Corwin and the others are the children of King Oberon of Amber, but it appears that Oberon disappeared abruptly from the royal palace in Amber several years ago, and even in a family of immortals (or near-immortals? Oberon looks older than his children do) that causes people to wonder if his job is now vacant. Eric has recently placed himself on the throne that dear old dad used to occupy, not yet calling himself "king" (just in case dear old dad made a sudden comeback) but definitely acting like one. Several other siblings have seen fit to accept this solution to a power vacuum that could otherwise become a multi-sided civil war.
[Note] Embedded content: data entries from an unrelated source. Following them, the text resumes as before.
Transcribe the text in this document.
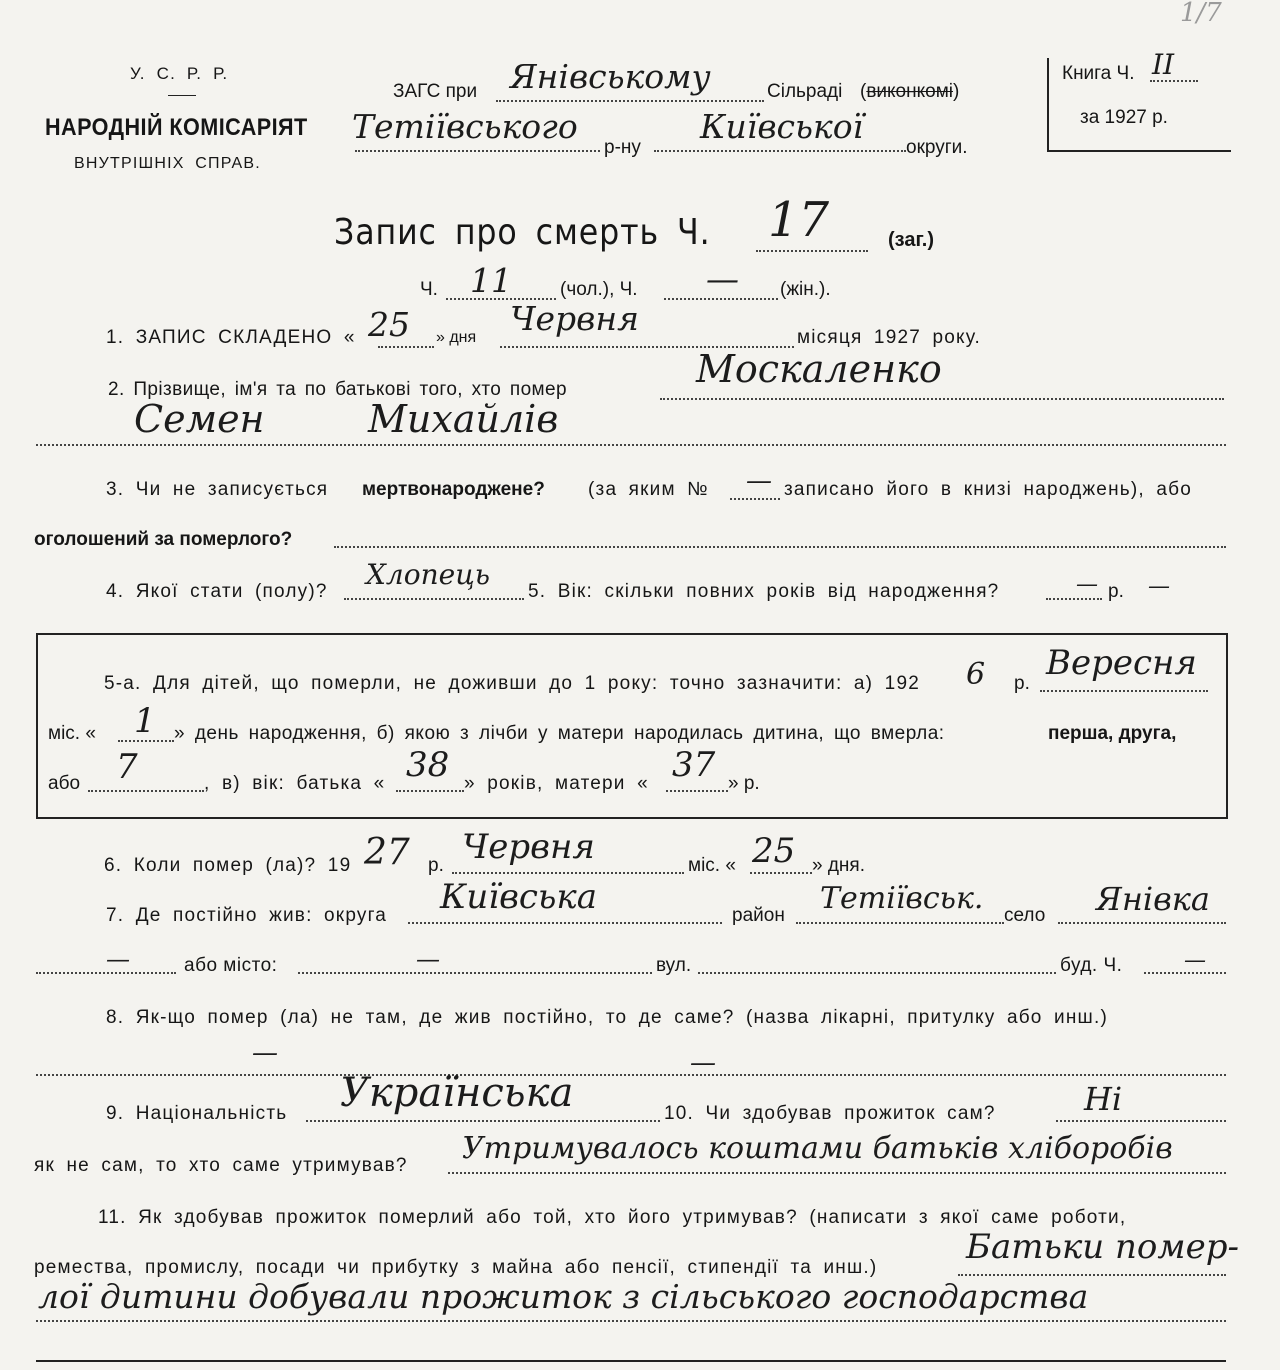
1/7
У. С. Р. Р.
НАРОДНІЙ КОМІСАРІЯТ
ВНУТРІШНІХ СПРАВ.
ЗАГС при Янівському	Сільраді (виконкомі)
Тетіївського
р-ну
Київської
округи.
Книга Ч. II
за 1927 р.
Запис про смерть Ч. 17	(заг.)
Ч. 11	(чол.), Ч. — (жін.).
1. ЗАПИС СКЛАДЕНО « 25 » дня Червня	місяця 1927 року.
2. Прізвище, ім'я та по батькові того, хто помер	Москаленко
Семен	Михайлів
3. Чи не записується мертвонароджене? (за яким № — записано його в книзі народжень), або
оголошений за померлого?
4. Якої стати (полу)?
Хлопець
5. Вік: скільки повних років від народження?	— р. —
5-а. Для дітей, що померли, не доживши до 1 року: точно зазначити: а) 192 6 р.
Вересня
міс. « 1 » день народження, б) якою з лічби у матери народилась дитина, що вмерла:	перша, друга,
або 7	, в) вік: батька « 38 » років, матери « 37 » р.
6. Коли помер (ла)? 19 27 р. Червня	міс. « 25 » дня.
7. Де постійно жив: округа Київська	район Тетіївськ. село Янівка
—	або місто:	—	вул.	буд. Ч.	—
8. Як-що помер (ла) не там, де жив постійно, то де саме? (назва лікарні, притулку або инш.)
—	—
9. Національність Українська	10. Чи здобував прожиток сам?	Ні
як не сам, то хто саме утримував? Утримувалось коштами батьків хліборобів
11. Як здобував прожиток померлий або той, хто його утримував? (написати з якої саме роботи,
ремества, промислу, посади чи прибутку з майна або пенсії, стипендії та инш.)
Батьки помер-
лої дитини добували прожиток з сільського господарства
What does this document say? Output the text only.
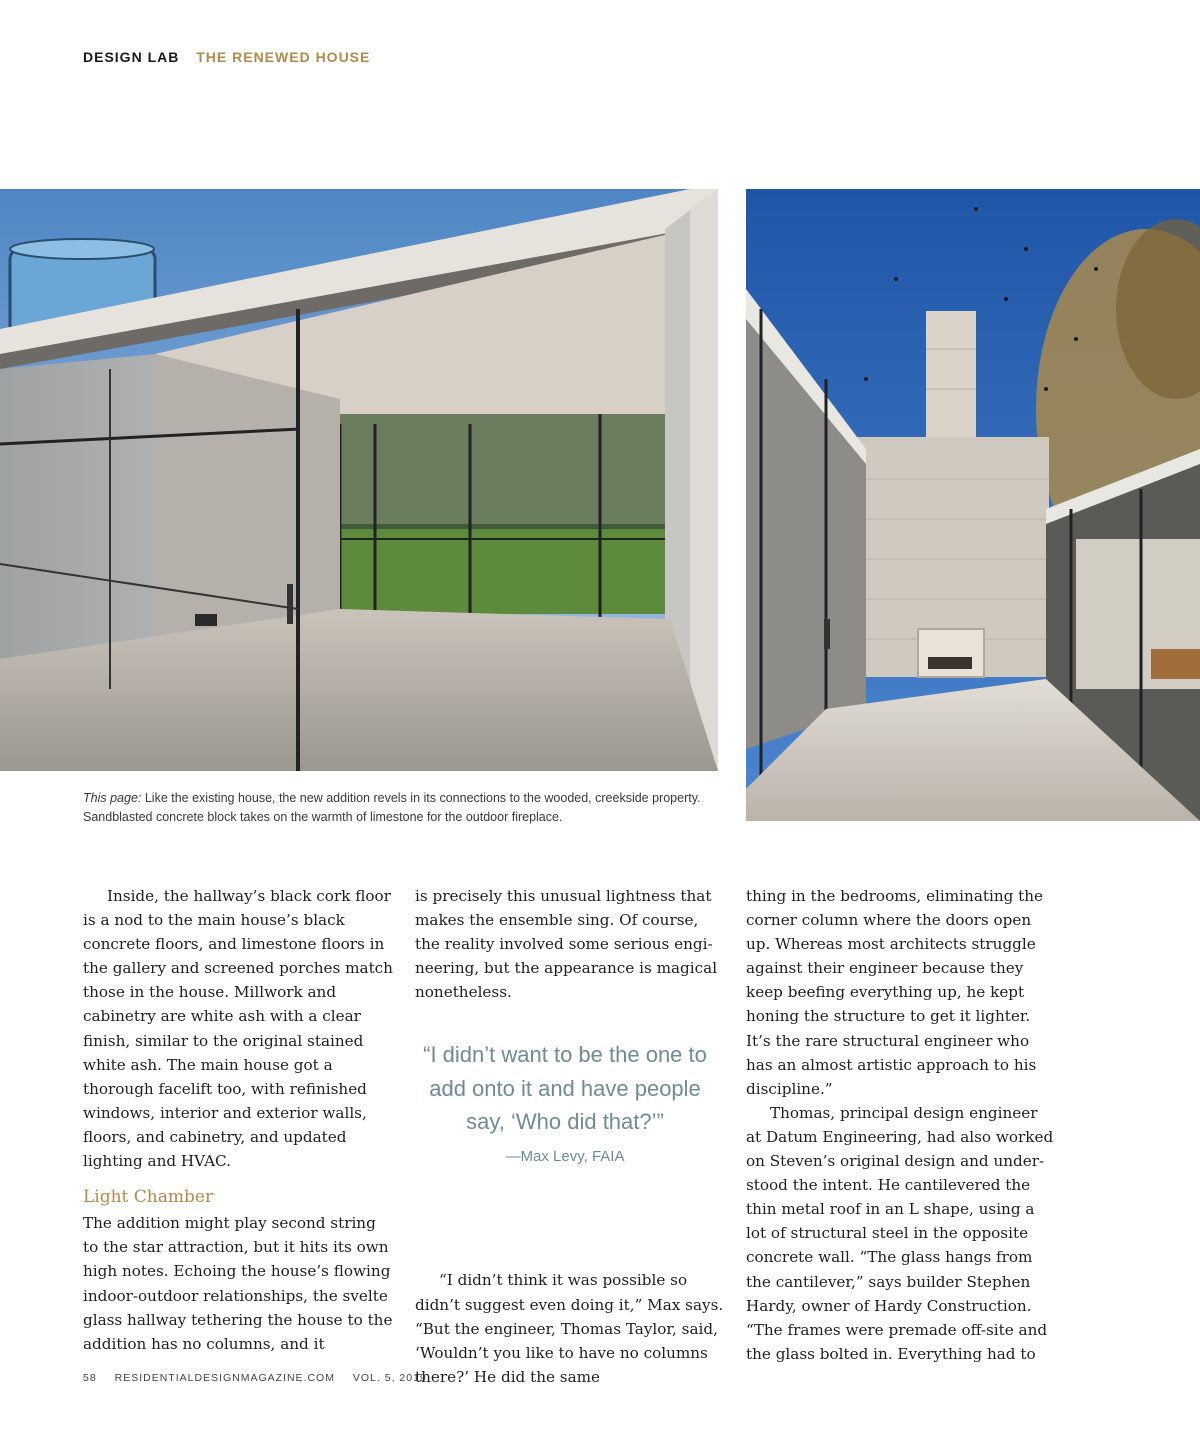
DESIGN LAB THE RENEWED HOUSE
This page: Like the existing house, the new addition revels in its connections to the wooded, creekside property. Sandblasted concrete block takes on the warmth of limestone for the outdoor fireplace.

Inside, the hallway’s black cork floor is a nod to the main house’s black concrete floors, and limestone floors in the gallery and screened porches match those in the house. Millwork and cabinetry are white ash with a clear finish, similar to the original stained white ash. The main house got a thorough facelift too, with refinished windows, interior and exterior walls, floors, and cabinetry, and updated lighting and HVAC.

Light Chamber

The addition might play second string to the star attraction, but it hits its own high notes. Echoing the house’s flowing indoor-outdoor relationships, the svelte glass hallway tethering the house to the addition has no columns, and it

is precisely this unusual lightness that makes the ensemble sing. Of course, the reality involved some serious engi-neering, but the appearance is magical nonetheless.

“I didn’t think it was possible so didn’t suggest even doing it,” Max says. “But the engineer, Thomas Taylor, said, ‘Wouldn’t you like to have no columns there?’ He did the same

“I didn’t want to be the one to add onto it and have people say, ‘Who did that?’”
—Max Levy, FAIA

thing in the bedrooms, eliminating the corner column where the doors open up. Whereas most architects struggle against their engineer because they keep beefing everything up, he kept honing the structure to get it lighter. It’s the rare structural engineer who has an almost artistic approach to his discipline.”

Thomas, principal design engineer at Datum Engineering, had also worked on Steven’s original design and under-stood the intent. He cantilevered the thin metal roof in an L shape, using a lot of structural steel in the opposite concrete wall. “The glass hangs from the cantilever,” says builder Stephen Hardy, owner of Hardy Construction. “The frames were premade off-site and the glass bolted in. Everything had to

58 RESIDENTIALDESIGNMAGAZINE.COM VOL. 5, 2019
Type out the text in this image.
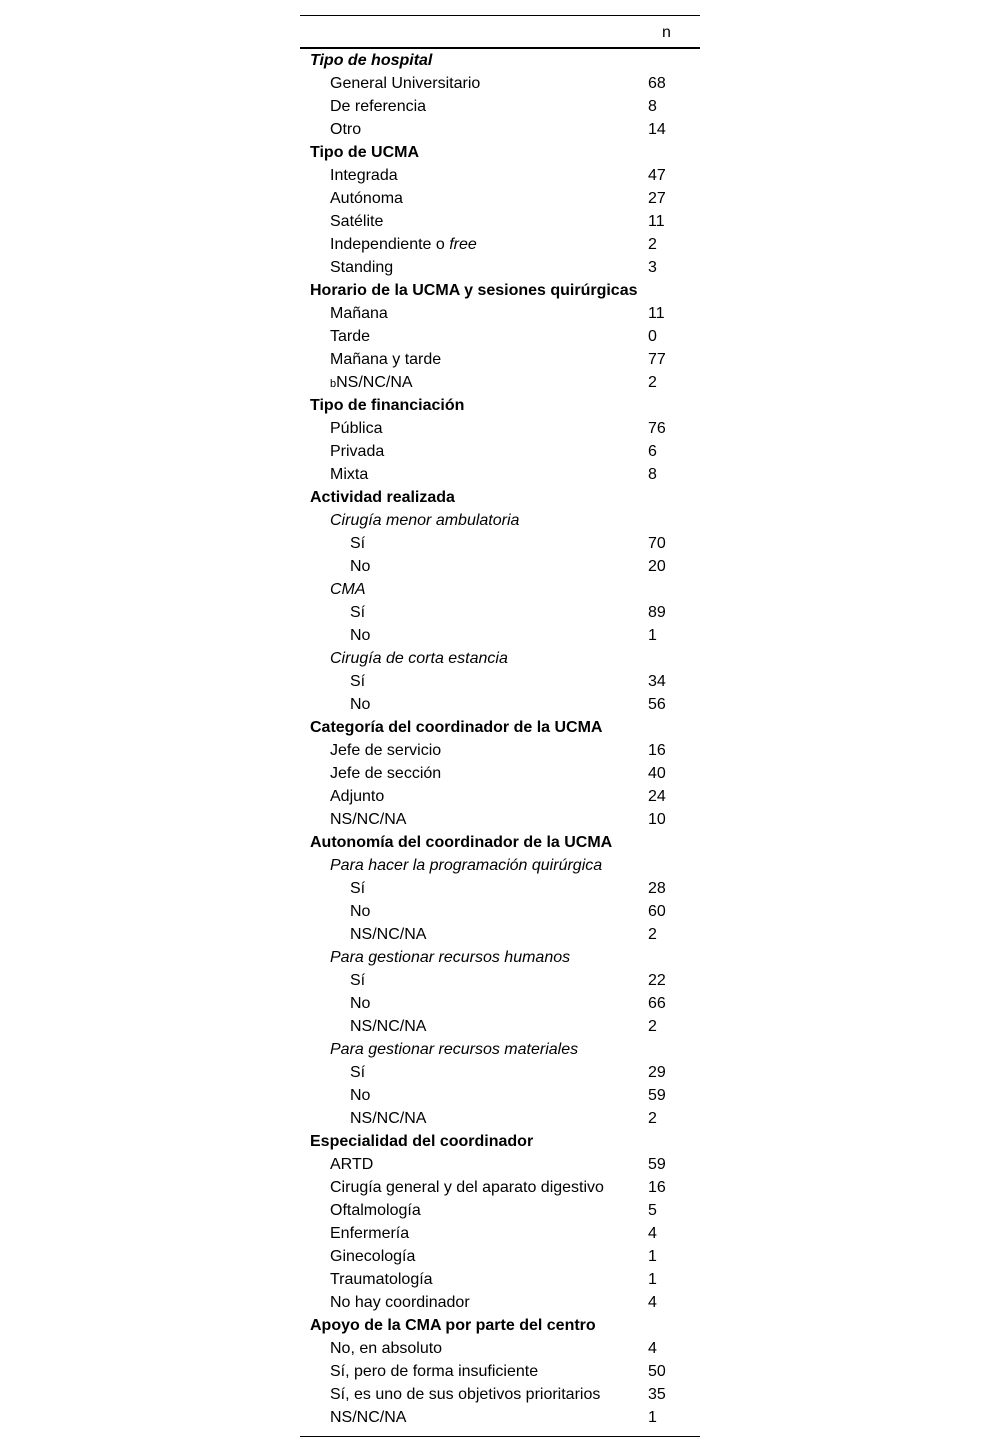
n
Tipo de hospital
General Universitario	68
De referencia	8
Otro	14
Tipo de UCMA
Integrada	47
Autónoma	27
Satélite	11
Independiente o free	2
Standing	3
Horario de la UCMA y sesiones quirúrgicas
Mañana	11
Tarde	0
Mañana y tarde	77
bNS/NC/NA	2
Tipo de financiación
Pública	76
Privada	6
Mixta	8
Actividad realizada
Cirugía menor ambulatoria
Sí	70
No	20
CMA
Sí	89
No	1
Cirugía de corta estancia
Sí	34
No	56
Categoría del coordinador de la UCMA
Jefe de servicio	16
Jefe de sección	40
Adjunto	24
NS/NC/NA	10
Autonomía del coordinador de la UCMA
Para hacer la programación quirúrgica
Sí	28
No	60
NS/NC/NA	2
Para gestionar recursos humanos
Sí	22
No	66
NS/NC/NA	2
Para gestionar recursos materiales
Sí	29
No	59
NS/NC/NA	2
Especialidad del coordinador
ARTD	59
Cirugía general y del aparato digestivo	16
Oftalmología	5
Enfermería	4
Ginecología	1
Traumatología	1
No hay coordinador	4
Apoyo de la CMA por parte del centro
No, en absoluto	4
Sí, pero de forma insuficiente	50
Sí, es uno de sus objetivos prioritarios	35
NS/NC/NA	1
The intricacies of the family politics and the details of their inherent magical abilities and other resources are fascinating, but of course it's Zelazny's style that really makes this memorable. For one thing, he can get quite poetic in describing little jaunts the narrator makes from one reality to another, with the shifting landscape and odd colors of sky and so forth. On the other hand, he (generally) avoids having Corwin utter archaic, high-faluting dialogue, favoring something more reminiscent of a rather terse (but grammatical) sardonic action hero in today's popular literature. There are exceptions, but they aren't necessarily successful.
Some novelists are at their best in the first person, filtering everything through the perceptions of a single interesting character with whom we come to identify, and Zelazny is one of them. (For your information, other novelists who generally strike me as being best in the first person include John D. MacDonald and Robert A. Heinlein.) Corwin is an interesting though not always admirable man. Members of the royal family of Amber are a power-hungry and self-centered bunch, and Corwin definitely has a lot of that left in him even after his lengthy exile on our own planet. But he has a sense of humor too, and there are hints here and there that he is actually capable of empathizing with other people upon occasion, even when he has nothing to gain by doing so. I wish to assure you that these hints will gradually develop into more as the series progresses, or else you might be ambivalent about the prospect of reading four more book narrated by this guy when you finish the first. But as is, I consider this one of the best multi-volume fantasy storylines I have ever read, as long as you heed my words and quit after finishing the first five-part series. There was a sequel series (also five books long) years later, which couldn't hold a torch to the original.